An object already carries everything it needs — its data, its behavior, its appearance. Publishing is just sharing. Installing is just adding it to your world.
Like an object but want to change it? Install it, modify it, publish your version.
Every version of every object is preserved. See what changed, compare versions side by side.
bjorgxr is early. Here's what's coming.
Put on a headset and stand inside your system. Walk up to an object and talk to it. The same objects work on a laptop, on your phone, and in virtual reality.
Connect bjorgxr instances across the internet, local networks, or radio. Objects on different machines talk to each other as if they are running on the same CPU.
Spread objects across servers. The system decides which objects should be close together for fast communication. Endlessly scalable.
Talk directly to any object, and have them answer you both in text and optionally with voice. You can tell them to modify themselves, to talk to another object, to set up a later event where they should do something, and more.
Collaborate on a 2D screen like in Figma, or walk inside a shared virtual world and see and talk to and collaborate with as many people as you like. Every person is also an object in the application.
Camera modules capture body movement and give every person a live 3D avatar. Walk into a room and you have a body.
The editor, runtime, and CLI are working. The system is in active development.
Europe needs its own digital infrastructure. Not reliant on foreign powers.
Today, European businesses, governments, and citizens depend on American infrastructure for everything — office software, cloud computing, AI, communication. Their data crosses the Atlantic. Their compute runs under foreign law. Their AI models are trained on their data, outside their jurisdiction.
The EU is building an alternative. Euro-Office is replacing Microsoft. Sovereign cloud alliances are replacing AWS and Azure. The European Commission's Web 4.0 and Virtual Worlds strategy is charting a path toward open, secure, trustworthy digital spaces built on European values.
bjorgxr is part of that movement. A platform-as-a-service, a programming language, an editor, a virtual world, and a communication system — all in one. Encrypted. Hosted in the EU. No foreign access to your data. No dependency on non-European LLMs. Security first. Trust first. A stronger, sovereign Europe.
Bjorg comes from Bjørgvin, the old Norse name for Bergen, Norway. The word bjørg means protection, help, rescue in Scandinavian languages.
That is what we are trying to do — protection. For our data, our infrastructure, and Europe's digital autonomy. Safe from foreign interference.
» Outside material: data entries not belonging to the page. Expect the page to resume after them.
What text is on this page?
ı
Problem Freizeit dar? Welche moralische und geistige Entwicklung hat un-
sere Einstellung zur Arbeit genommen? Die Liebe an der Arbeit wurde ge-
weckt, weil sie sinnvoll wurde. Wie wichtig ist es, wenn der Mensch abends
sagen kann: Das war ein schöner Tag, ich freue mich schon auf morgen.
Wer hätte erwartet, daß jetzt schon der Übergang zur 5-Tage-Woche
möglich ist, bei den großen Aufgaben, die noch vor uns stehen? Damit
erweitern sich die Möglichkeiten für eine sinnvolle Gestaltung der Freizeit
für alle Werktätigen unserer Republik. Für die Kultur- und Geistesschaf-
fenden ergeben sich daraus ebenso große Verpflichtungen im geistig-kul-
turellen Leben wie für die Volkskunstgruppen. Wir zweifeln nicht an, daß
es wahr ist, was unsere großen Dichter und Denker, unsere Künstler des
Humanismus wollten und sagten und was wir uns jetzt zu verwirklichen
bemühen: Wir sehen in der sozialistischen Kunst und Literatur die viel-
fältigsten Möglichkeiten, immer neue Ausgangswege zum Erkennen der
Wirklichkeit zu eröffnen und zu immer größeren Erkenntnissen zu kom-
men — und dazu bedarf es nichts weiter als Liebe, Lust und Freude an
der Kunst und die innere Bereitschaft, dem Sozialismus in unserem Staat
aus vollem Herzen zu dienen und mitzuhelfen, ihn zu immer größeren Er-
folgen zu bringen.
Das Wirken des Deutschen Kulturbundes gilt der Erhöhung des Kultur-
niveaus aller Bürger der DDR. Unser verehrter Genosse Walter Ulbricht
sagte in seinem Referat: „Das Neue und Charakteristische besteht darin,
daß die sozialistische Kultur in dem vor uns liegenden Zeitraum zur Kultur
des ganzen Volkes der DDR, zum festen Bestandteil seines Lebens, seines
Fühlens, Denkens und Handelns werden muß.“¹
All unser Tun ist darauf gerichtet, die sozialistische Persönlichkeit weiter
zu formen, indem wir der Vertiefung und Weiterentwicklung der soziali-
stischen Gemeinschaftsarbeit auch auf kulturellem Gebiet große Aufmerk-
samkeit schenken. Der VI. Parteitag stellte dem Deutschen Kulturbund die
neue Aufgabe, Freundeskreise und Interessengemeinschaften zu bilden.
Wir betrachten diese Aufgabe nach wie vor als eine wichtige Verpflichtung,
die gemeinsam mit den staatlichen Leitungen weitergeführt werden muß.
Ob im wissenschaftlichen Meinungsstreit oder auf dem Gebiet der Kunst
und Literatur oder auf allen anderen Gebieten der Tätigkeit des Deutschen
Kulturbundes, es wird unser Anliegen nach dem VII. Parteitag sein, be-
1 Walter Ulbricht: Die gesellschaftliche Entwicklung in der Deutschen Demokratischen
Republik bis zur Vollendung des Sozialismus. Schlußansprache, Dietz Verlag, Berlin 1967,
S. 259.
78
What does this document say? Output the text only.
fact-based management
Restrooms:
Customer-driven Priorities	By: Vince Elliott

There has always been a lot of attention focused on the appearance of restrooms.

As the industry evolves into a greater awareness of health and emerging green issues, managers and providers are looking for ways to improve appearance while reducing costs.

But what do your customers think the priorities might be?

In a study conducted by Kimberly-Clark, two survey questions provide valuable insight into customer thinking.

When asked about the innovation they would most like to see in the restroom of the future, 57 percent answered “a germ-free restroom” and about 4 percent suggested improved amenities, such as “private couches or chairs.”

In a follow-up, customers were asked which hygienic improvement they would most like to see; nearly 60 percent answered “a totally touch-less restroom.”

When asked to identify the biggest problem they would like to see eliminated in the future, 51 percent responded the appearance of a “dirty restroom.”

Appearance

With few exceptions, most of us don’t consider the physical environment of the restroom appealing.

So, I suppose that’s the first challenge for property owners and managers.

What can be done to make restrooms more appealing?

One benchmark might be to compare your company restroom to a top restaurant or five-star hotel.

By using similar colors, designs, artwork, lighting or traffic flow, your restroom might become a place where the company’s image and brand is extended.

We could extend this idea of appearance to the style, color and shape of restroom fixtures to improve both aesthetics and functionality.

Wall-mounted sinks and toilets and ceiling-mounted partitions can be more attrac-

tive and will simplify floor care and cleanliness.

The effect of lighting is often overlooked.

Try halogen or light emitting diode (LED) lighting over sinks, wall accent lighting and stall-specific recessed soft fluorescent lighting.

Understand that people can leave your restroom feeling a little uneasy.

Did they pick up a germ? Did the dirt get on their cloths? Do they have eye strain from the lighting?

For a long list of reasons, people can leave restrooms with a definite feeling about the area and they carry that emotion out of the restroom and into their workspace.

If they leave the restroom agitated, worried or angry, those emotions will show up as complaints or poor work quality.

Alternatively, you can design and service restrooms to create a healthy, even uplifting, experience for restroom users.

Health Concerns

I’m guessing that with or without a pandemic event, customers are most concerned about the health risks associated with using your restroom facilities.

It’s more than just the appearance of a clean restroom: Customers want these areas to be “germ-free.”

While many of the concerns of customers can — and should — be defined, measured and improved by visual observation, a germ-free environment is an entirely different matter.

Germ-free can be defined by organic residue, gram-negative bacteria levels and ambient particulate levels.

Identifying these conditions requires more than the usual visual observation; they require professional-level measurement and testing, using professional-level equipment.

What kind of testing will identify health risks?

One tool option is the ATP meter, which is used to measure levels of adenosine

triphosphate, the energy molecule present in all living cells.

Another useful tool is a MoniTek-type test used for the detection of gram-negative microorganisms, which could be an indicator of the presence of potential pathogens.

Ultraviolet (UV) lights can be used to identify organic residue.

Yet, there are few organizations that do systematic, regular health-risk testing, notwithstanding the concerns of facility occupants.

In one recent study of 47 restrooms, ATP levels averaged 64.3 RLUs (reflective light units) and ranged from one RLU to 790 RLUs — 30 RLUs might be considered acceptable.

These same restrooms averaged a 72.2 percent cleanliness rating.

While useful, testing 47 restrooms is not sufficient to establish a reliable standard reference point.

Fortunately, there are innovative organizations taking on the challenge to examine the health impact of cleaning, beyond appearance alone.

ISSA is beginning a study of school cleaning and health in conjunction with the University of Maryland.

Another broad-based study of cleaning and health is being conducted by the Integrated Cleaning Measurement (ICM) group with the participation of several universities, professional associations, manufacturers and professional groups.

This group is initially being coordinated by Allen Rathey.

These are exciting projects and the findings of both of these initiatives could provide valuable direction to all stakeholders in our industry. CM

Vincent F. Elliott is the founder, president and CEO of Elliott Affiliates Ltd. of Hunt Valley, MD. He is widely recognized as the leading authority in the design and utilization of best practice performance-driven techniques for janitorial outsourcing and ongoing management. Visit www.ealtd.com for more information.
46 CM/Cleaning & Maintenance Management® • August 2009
The smallest unit in bjorg is called a Ting — Norwegian for “thing.” Everything you create, inspect, and interact with is a Ting.
The name is inspired by Self, the language that together with Smalltalk, prototyped OOP in a live system. Self called its objects for morphs, from the Greek morphē — “thing.” We did the same, as a tribute.
You create a world. You fill it with Tings. They start running.
A world is just an HTML file. It contains objects. Run the server and your world is live.
Open the editor in your browser. Create objects by cloning existing ones or writing new ones. Give them props, methods, and a visual form.
Objects send messages to each other. One object reacts to another. Every object is AI-powered and can think for itself. Chain enough of them together and you have an application, a game, a simulation, a business, an intelligent system.
Your world runs on any server. Host it in the EU. Share it with others. Connect it to other worlds. Everything stays under your control.